There are many activists, scientists and volunteers working to preserve our planet and its inhabitants. Conservation foundations including our own Animal Talk Foundation work tirelessly towards the rescue, rehabilitation, and release of Australian wildlife back into safe and thriving regions around Australia. So this month I wish to highlight the success that comes from conservation. The Greater Bilby is a species iconic for endangered and extinct Australian animals. Less than 20% of wild Bilby populations live in feral-free sanctuaries in New South Wales and South Australia. The Australian Wildlife Conservancy has successfully reintroduced Bilbies into the Mt Gibson feral-free sanctuary in Western Australia. This is a momentous milestone for the species, proving that the efforts of conservation are well worth fighting for.The Greater Bilby is a nationally threatened species.
- The Bilby has disappeared from more than 80% of its former range.
- The current Bilby population is estimated to be less than 10,000 animals, clinging to survival in mostly remote and isolated colonies in arid Australia.
- The Bilby population continues to decline – the greatest threat to the Bilby is feral cats and foxes.
- Around 15% of the wild Bilby population lives on AWC properties (Scotia, Yookamurra and now Mt Gibson) in large feral-cat free areas.
- The December 2016 translocation of 16 Bilbies from Scotia (NSW) to Mt Gibson (WA) is historic because it represents the return of the species to south-western Australia after an absence of several decades. Mt Gibson contains the largest feral predator-free area on mainland Western Australia.
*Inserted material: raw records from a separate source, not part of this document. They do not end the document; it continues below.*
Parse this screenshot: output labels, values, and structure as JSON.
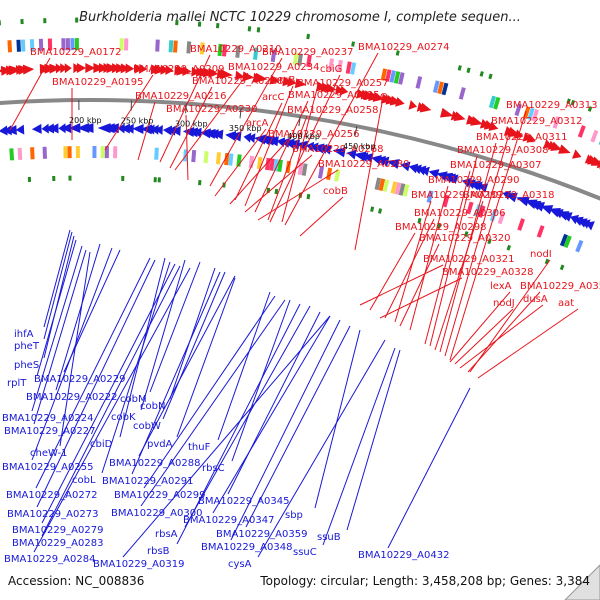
{
  "title": "Burkholderia mallei NCTC 10229 chromosome I, complete sequen...",
  "footer": {
    "accession": "Accession: NC_008836",
    "summary": "Topology: circular; Length: 3,458,208 bp; Genes: 3,384"
  },
  "colors": {
    "forward": "#e8141c",
    "reverse": "#1818d8",
    "backbone": "#888888"
  },
  "ticks": [
    "200 kbp",
    "250 kbp",
    "300 kbp",
    "350 kbp",
    "400 kbp",
    "450 kbp"
  ],
  "forward_labels": [
    "BMA10229_A0172",
    "BMA10229_A0210",
    "BMA10229_A0237",
    "BMA10229_A0274",
    "BMA10229_A0209",
    "BMA10229_A0234",
    "cbiG",
    "BMA10229_A0195",
    "BMA10229_A0228",
    "arcB",
    "BMA10229_A0257",
    "BMA10229_A0216",
    "arcC",
    "BMA10229_A0235",
    "cobO",
    "BMA10229_A0230",
    "BMA10229_A0258",
    "arcA",
    "BMA10229_A0313",
    "BMA10229_A0312",
    "BMA10229_A0311",
    "BMA10229_A0256",
    "BMA10229_A0308",
    "BMA10229_A0268",
    "BMA10229_A0307",
    "BMA10229_A0280",
    "cobB",
    "BMA10229_A0290",
    "BMA10229_A0289",
    "BMA10229_A0318",
    "BMA10229_A0306",
    "BMA10229_A0298",
    "BMA10229_A0320",
    "nodI",
    "BMA10229_A0321",
    "BMA10229_A0328",
    "lexA",
    "BMA10229_A0357",
    "nodJ",
    "dusA",
    "aat"
  ],
  "reverse_labels": [
    "ihfA",
    "pheT",
    "pheS",
    "rplT",
    "BMA10229_A0229",
    "BMA10229_A0222",
    "cobM",
    "BMA10229_A0224",
    "cobK",
    "cobN",
    "BMA10229_A0227",
    "cobW",
    "cbiD",
    "pvdA",
    "cheW-1",
    "BMA10229_A0288",
    "thuF",
    "BMA10229_A0255",
    "cobL",
    "rbsC",
    "BMA10229_A0291",
    "BMA10229_A0272",
    "BMA10229_A0299",
    "BMA10229_A0345",
    "BMA10229_A0273",
    "BMA10229_A0300",
    "BMA10229_A0347",
    "sbp",
    "BMA10229_A0279",
    "rbsA",
    "BMA10229_A0359",
    "BMA10229_A0283",
    "BMA10229_A0348",
    "ssuB",
    "rbsB",
    "ssuC",
    "BMA10229_A0432",
    "BMA10229_A0284",
    "BMA10229_A0319",
    "cysA"
  ]
}
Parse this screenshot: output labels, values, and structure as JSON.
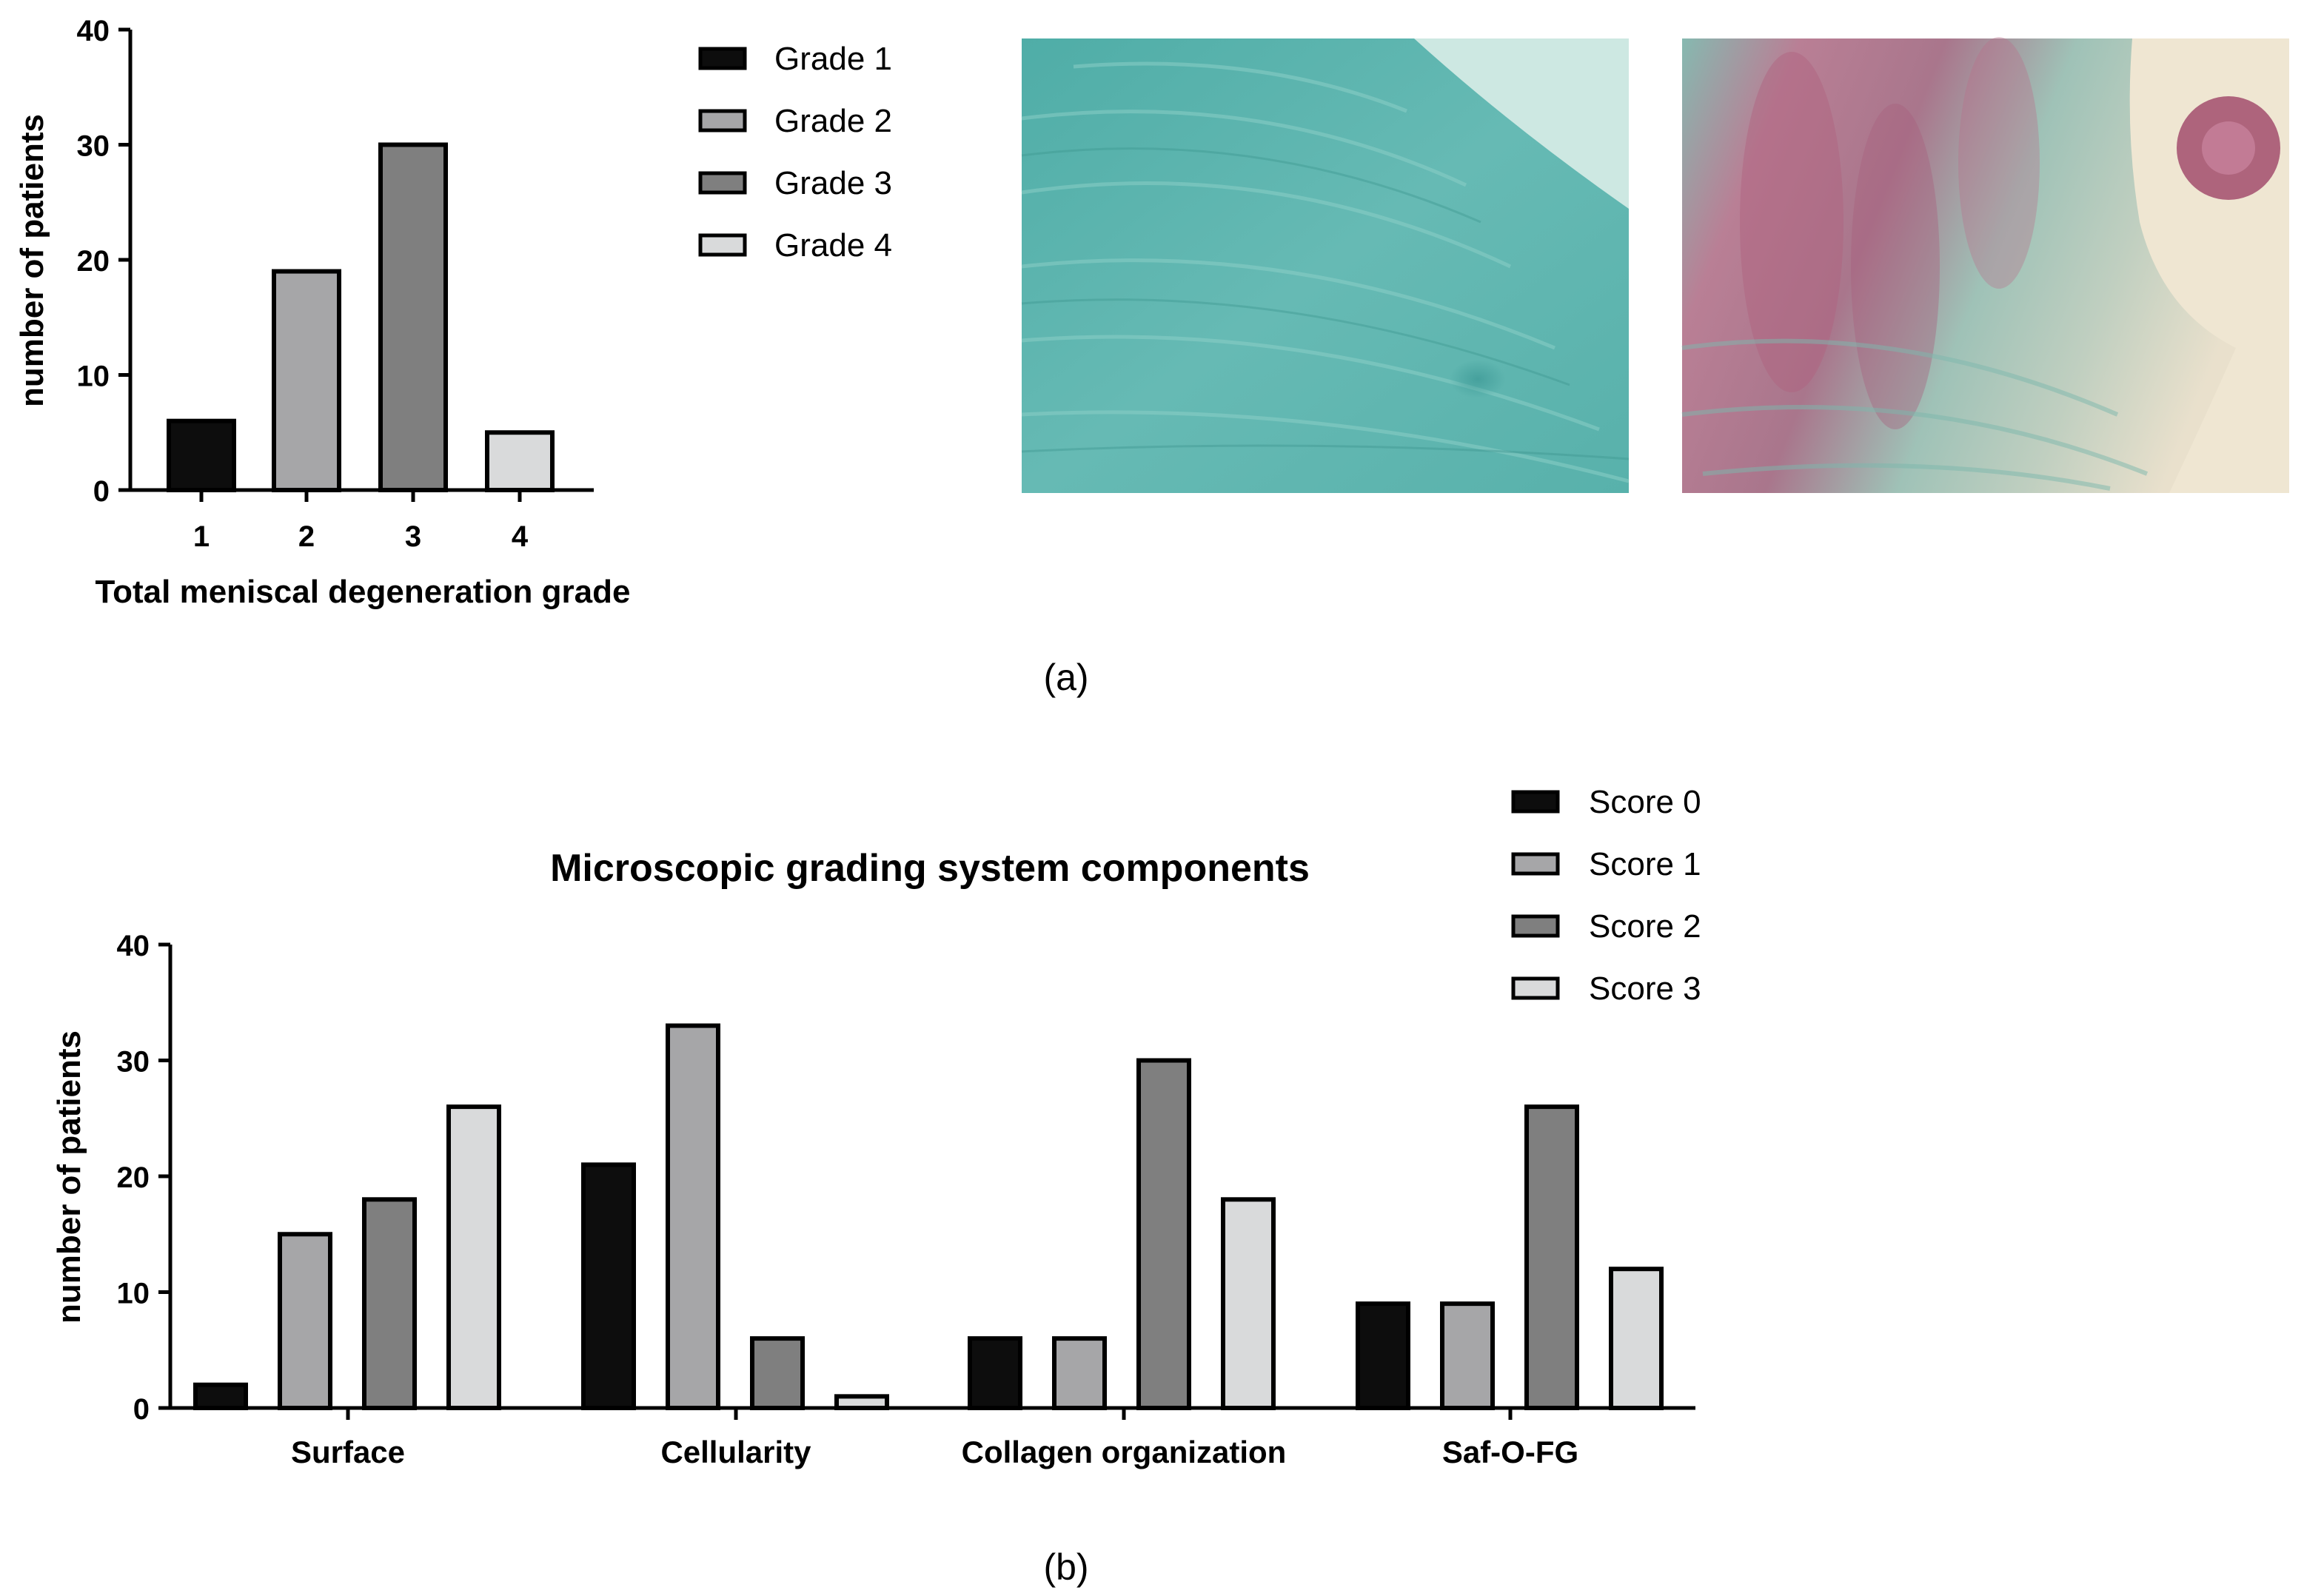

- AWC projects, including Mt Gibson, are set to increase the Bilby population by 70% (7,000 animals) over the next 5 – 10 years.
After months of planning and preparation, AWC ecologists and volunteers at Scotia successfully caught a number of Bilbies through the use of cage-traps, spot-lighting and hand-netting. The animals underwent a health check and had a small radio-transmitter attached to their tails to allow their movements to be monitored post release at their new home.